Faseveranderende materialen kunnen voor een fikse reductie van energiekosten zorgen als ze worden gebruikt in gevels. Een team van de faculteit Bouwkunde kreeg een STW-subsidie om de thermische effecten van transparante 'DoubleFace' elementen exact in kaart te brengen.

Het idee is feitelijk stokoud, want een 'trombe-muur' was honderd jaar geleden al een middel om binnenshuis zonnewarmte vast te houden. Alleen worden in de moderne variant 'phase changing materials' (PCM's) gebruikt in plaats van donkere, zware stenen. “Sommige van die materialen hebben het grote voordeel dat ze transparant zijn wanneer dat gewenst is”, vertelt onderzoeker Martin Tenpierik. “Bovendien kunnen we tegenwoordig met behulp van algoritmes nauwkeurig berekenen wat het effect is van opvang en afgifte van zonnewarmte. Daarmee kunnen we een optimale trombe-muur ontwikkelen.”

Het DoubleFace 2.0 project is een vervolg op een eerder 3TU onderzoek. STW ziet potentie in de oplossing die een team van de TU Delft en de TU Eindhoven destijds bedacht en verstrekte een subsidie van een kwart miljoen euro.

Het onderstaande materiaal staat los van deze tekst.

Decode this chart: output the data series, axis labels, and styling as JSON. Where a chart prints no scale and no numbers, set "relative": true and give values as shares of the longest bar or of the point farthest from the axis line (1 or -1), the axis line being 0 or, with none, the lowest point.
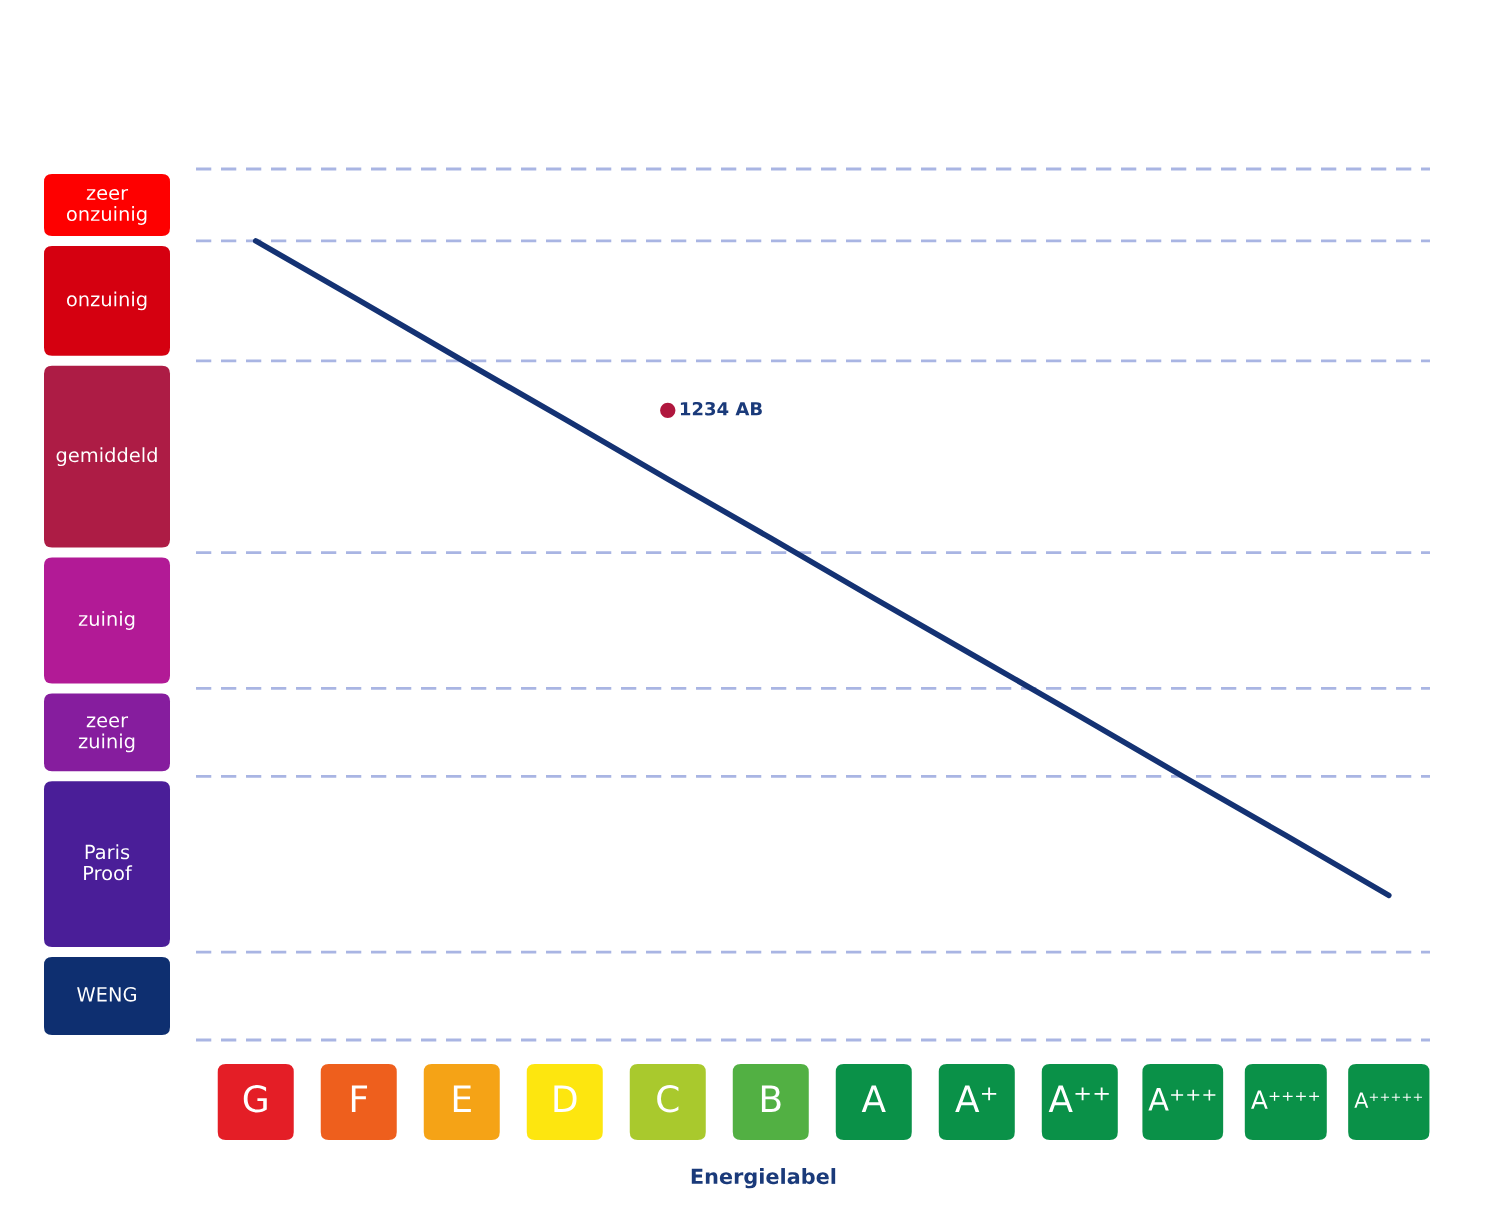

DoubleFace is een lichtdoorlatend blokkensysteem gevuld met faseveranderend materiaal. In de winter zorgt opwarming door de zon ervoor dat het materiaal vloeibaar wordt, waardoor meer licht doordringt en het element ’s avonds wanneer het weer stolt langdurig warmte afgeeft. Doordat het gecompartimenteerde systeem om zijn as kan draaien, heeft het in de zomer precies het tegenovergestelde effect. Anders dan bij een 'ouderwetse' trombe-muur is er geen grote bouwmassa nodig om het effect van passieve warmteregeling te bereiken.

Zouthydraten

Het vervolgonderzoek gaat op zoek naar de ideale vormgeving, isolatiematerialen en PCM's. Wat betreft dat laatste gaat de aandacht vooral uit naar zouthydraten. Dankzij hun lage smelttemperatuur van rond de 20 á 25 graden Celsius kunnen deze zeer geschikt zijn. “Aangezien ons systeem zowel in de winter als in de zomer effect moet hebben, onderzoeken we ook of we misschien twee verschillende soorten PCM moeten gebruiken”, vertelt mede-onderzoeker Michela Turrin. “Dat heeft te maken met het feit dat PCM's vaak slechts effectief zijn binnen nauw begrensde temperatuurgebieden.”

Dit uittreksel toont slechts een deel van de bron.